Finra has filed a complaint that alleges a former Merrill Lynch securities broker and trader engaged in fraudulent trading for more than six years.
The complaint charges Sidney Lebental with engaging in 523 instances of “spoofing” between October 2013 and February 2021. Finra defines spoofing as “a type of fraudulent trading that involves the use of non-bona fide orders to induce executions of bona fide orders entered on the opposite side of the market in the same security or a correlated product.”
Specifically, Lebental is accused of entering fake orders to either buy or sell 30-year Treasury bonds while simultaneously executing a real order on the opposite side of the ledger for the same security or a related T-bond future. The deception enabled the true orders to execute at more favorable prices than they otherwise would have, according to Finra.
Immediately afterward, he would cancel the bogus orders, the regulator said.
According to the complaint, those cancellations frequently occurred as quickly as one second after they were entered.
"The non–bona fide order created a false appearance of market depth and activity so that Lebental’s bona fide order would receive favorable executions at better prices," the complaint said.
Lebental couldn't be reached for comment.
Lebental, who first registered with Finra in 2008 as a broker for Deutsche Bank Securities, became head of Merrill Lynch’s U.S. Treasury desk in October 2014, where he supervised all the traders in that department, according to Finra. In 2018 he was promoted to a supervisory role for multiple U.S. trading desks there. After May 2019, when Merrill Lynch’s investment banking and trading divisions were reorganized as BofA Securities, Lebental had similar responsibility for BofA, Finra said. He quit in May 2021.
Spoofing is used to affect the price or volume of a security by deceiving other market participants to trade at a time, price, or quantity that they otherwise might not have done, according to Finra. In other words, by putting in bogus orders that you intend to cancel right away, you inject false information into the marketplace.

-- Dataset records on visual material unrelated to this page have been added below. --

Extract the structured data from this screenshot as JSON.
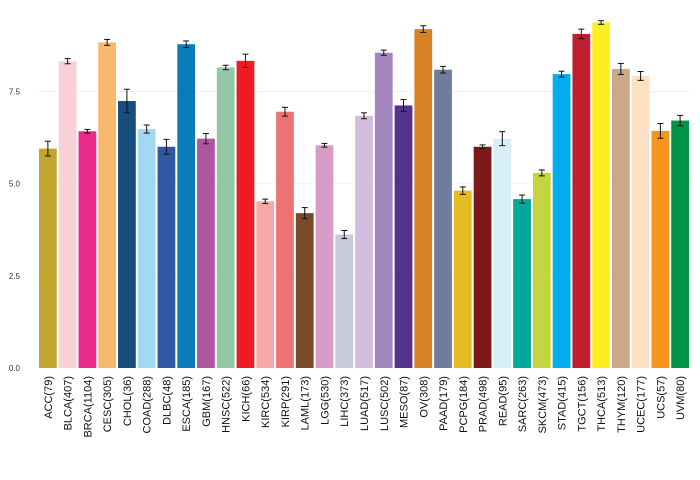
{
  "chart_data": {
    "type": "bar",
    "title": "",
    "xlabel": "",
    "ylabel": "",
    "ylim": [
      0,
      9.6
    ],
    "yticks": [
      {
        "value": 0,
        "label": "0.0"
      },
      {
        "value": 2.5,
        "label": "2.5"
      },
      {
        "value": 5,
        "label": "5.0"
      },
      {
        "value": 7.5,
        "label": "7.5"
      }
    ],
    "grid": true,
    "legend": "none",
    "error_bars": true,
    "categories": [
      "ACC(79)",
      "BLCA(407)",
      "BRCA(1104)",
      "CESC(305)",
      "CHOL(36)",
      "COAD(288)",
      "DLBC(48)",
      "ESCA(185)",
      "GBM(167)",
      "HNSC(522)",
      "KICH(66)",
      "KIRC(534)",
      "KIRP(291)",
      "LAML(173)",
      "LGG(530)",
      "LIHC(373)",
      "LUAD(517)",
      "LUSC(502)",
      "MESO(87)",
      "OV(308)",
      "PAAD(179)",
      "PCPG(184)",
      "PRAD(498)",
      "READ(95)",
      "SARC(263)",
      "SKCM(473)",
      "STAD(415)",
      "TGCT(156)",
      "THCA(513)",
      "THYM(120)",
      "UCEC(177)",
      "UCS(57)",
      "UVM(80)"
    ],
    "values": [
      5.95,
      8.32,
      6.42,
      8.83,
      7.24,
      6.48,
      6.0,
      8.78,
      6.22,
      8.15,
      8.33,
      4.52,
      6.95,
      4.2,
      6.04,
      3.62,
      6.84,
      8.55,
      7.12,
      9.19,
      8.09,
      4.81,
      6.0,
      6.22,
      4.58,
      5.29,
      7.97,
      9.06,
      9.37,
      8.11,
      7.92,
      6.43,
      6.71
    ],
    "errors": [
      0.2,
      0.07,
      0.05,
      0.08,
      0.32,
      0.11,
      0.2,
      0.09,
      0.14,
      0.06,
      0.18,
      0.06,
      0.12,
      0.15,
      0.05,
      0.11,
      0.08,
      0.07,
      0.16,
      0.09,
      0.09,
      0.1,
      0.05,
      0.19,
      0.11,
      0.08,
      0.08,
      0.13,
      0.05,
      0.15,
      0.12,
      0.2,
      0.14
    ],
    "colors": [
      "#C2A52E",
      "#F9CFD8",
      "#EC2A8C",
      "#F6B96D",
      "#164F7E",
      "#A3D8F2",
      "#3158A3",
      "#0B7BBA",
      "#AE57A1",
      "#92C8A3",
      "#ED1C24",
      "#F6A8A6",
      "#EC7374",
      "#7B4B27",
      "#D89BC8",
      "#C9CAD9",
      "#D3BEDF",
      "#A486BE",
      "#55318A",
      "#D78227",
      "#6F7C9C",
      "#E6BC23",
      "#7D181B",
      "#D9EFF8",
      "#00A99A",
      "#C4D53F",
      "#00AEEF",
      "#BE1E2D",
      "#FCEE21",
      "#CBA888",
      "#FCE1C4",
      "#F7941D",
      "#009245"
    ]
  }
}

With Treasury bonds, the spread between bid and offer prices is typically very thin—often a matter of just a few cents, according to Finra. But the market is so big and liquid, with a high volume of large orders, that the price differences can be significant.

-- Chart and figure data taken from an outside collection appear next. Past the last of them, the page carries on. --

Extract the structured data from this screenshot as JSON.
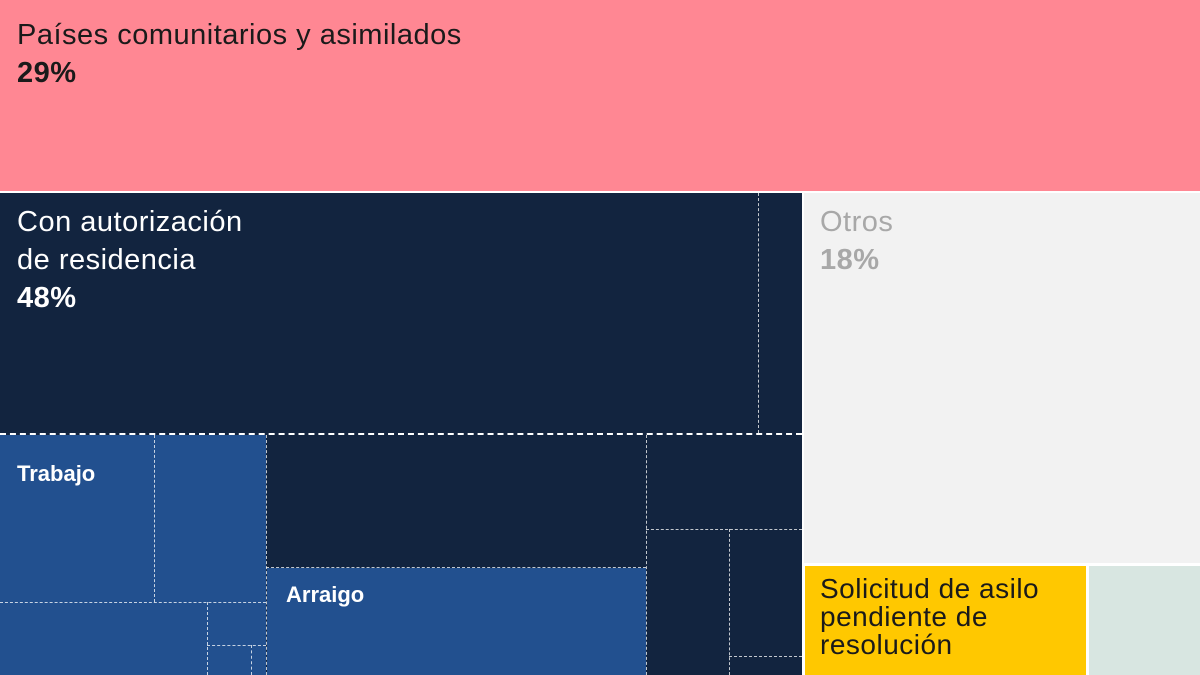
{
  "chart_data": {
    "type": "treemap",
    "nodes": [
      {
        "label": "Países comunitarios y asimilados",
        "percent": "29%",
        "color": "#ff8793"
      },
      {
        "label": "Con autorización de residencia",
        "percent": "48%",
        "color": "#12243f",
        "children": [
          {
            "label": "Trabajo",
            "color": "#22508f"
          },
          {
            "label": "Arraigo",
            "color": "#22508f"
          }
        ]
      },
      {
        "label": "Otros",
        "percent": "18%",
        "color": "#f2f2f2"
      },
      {
        "label": "Solicitud de asilo pendiente de resolución",
        "color": "#ffc800"
      },
      {
        "label": "",
        "color": "#d8e6e1"
      }
    ]
  },
  "labels": {
    "comunitarios": "Países comunitarios y asimilados",
    "comunitarios_pct": "29%",
    "residencia_l1": "Con autorización",
    "residencia_l2": "de residencia",
    "residencia_pct": "48%",
    "otros": "Otros",
    "otros_pct": "18%",
    "trabajo": "Trabajo",
    "arraigo": "Arraigo",
    "asilo_l1": "Solicitud de asilo",
    "asilo_l2": "pendiente de",
    "asilo_l3": "resolución"
  }
}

As a market maker, Lebental could buy at the best bid price and sell at the best offer price, Finra said. He had access to the order routing system, where he could view the quantities of securities that were available at various prices before placing orders.

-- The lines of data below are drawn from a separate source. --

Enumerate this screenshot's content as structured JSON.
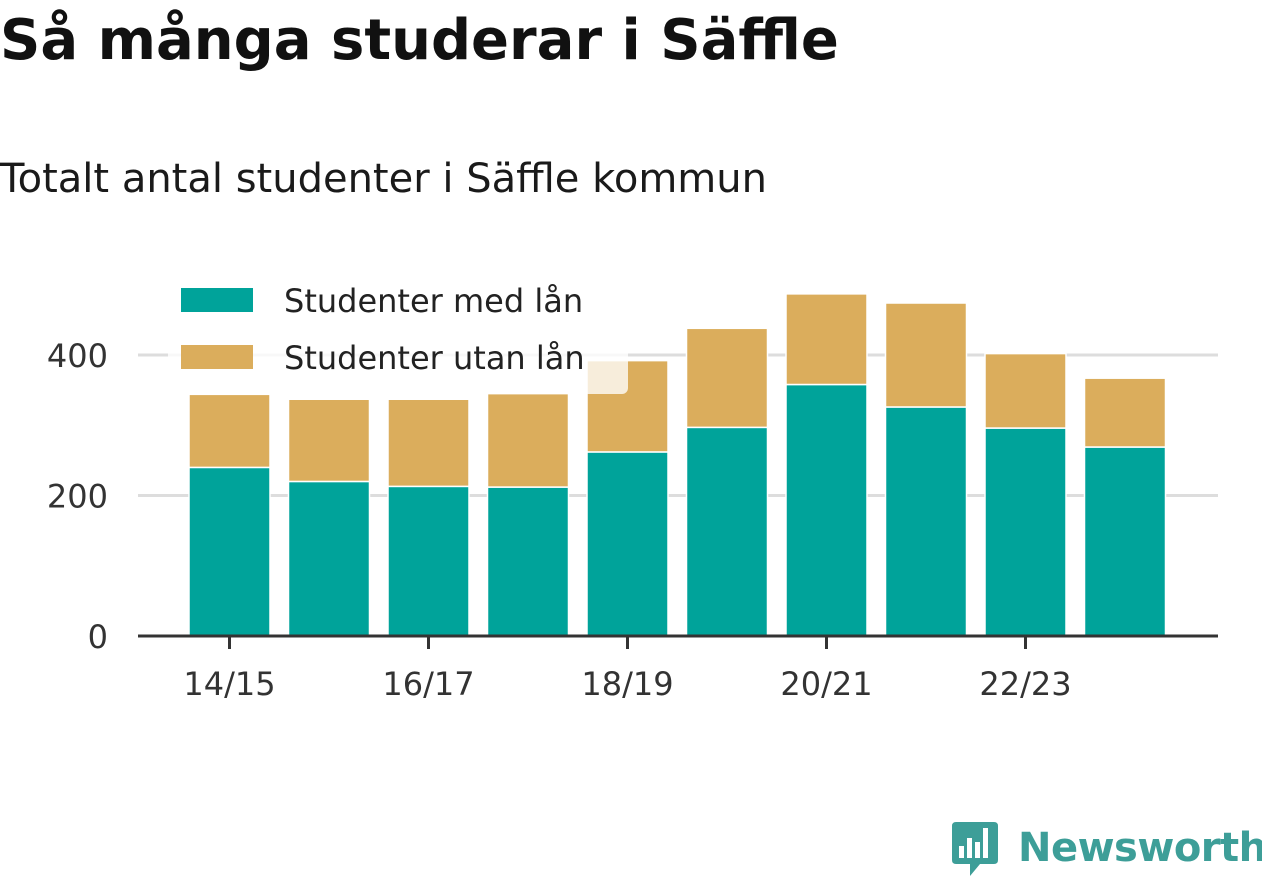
{
  "title": "Så många studerar i Säffle",
  "subtitle": "Totalt antal studenter i Säffle kommun",
  "brand": {
    "name": "Newsworthy",
    "color": "#3d9e98",
    "icon": "newsworthy-logo-icon"
  },
  "colors": {
    "with_loan": "#00a39a",
    "without_loan": "#dbad5c",
    "grid": "#dddddd",
    "axis": "#333333"
  },
  "chart_data": {
    "type": "bar",
    "stacked": true,
    "categories": [
      "14/15",
      "15/16",
      "16/17",
      "17/18",
      "18/19",
      "19/20",
      "20/21",
      "21/22",
      "22/23",
      "23/24"
    ],
    "x_tick_labels": [
      "14/15",
      "16/17",
      "18/19",
      "20/21",
      "22/23"
    ],
    "series": [
      {
        "name": "Studenter med lån",
        "values": [
          240,
          220,
          213,
          212,
          262,
          297,
          358,
          326,
          296,
          269
        ]
      },
      {
        "name": "Studenter utan lån",
        "values": [
          104,
          117,
          124,
          133,
          130,
          141,
          129,
          148,
          106,
          98
        ]
      }
    ],
    "ylim": [
      0,
      500
    ],
    "y_ticks": [
      0,
      200,
      400
    ],
    "xlabel": "",
    "ylabel": "",
    "grid": true,
    "legend": "top-left"
  }
}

According to Finra’s Department of Enforcement, this degree of access gave him the ability to easily manipulate markets, and prices, with the bogus orders. Lebental’s alleged activities violated not only several Finra rules but also multiple provisions of the Securities Exchange Act of 1934, the complaint said.
The actions constituted outright fraud, deception, and unethical conduct, Finra concluded. Its enforcement department recommended that appropriate sanctions, which may include a monetary penalty, be imposed.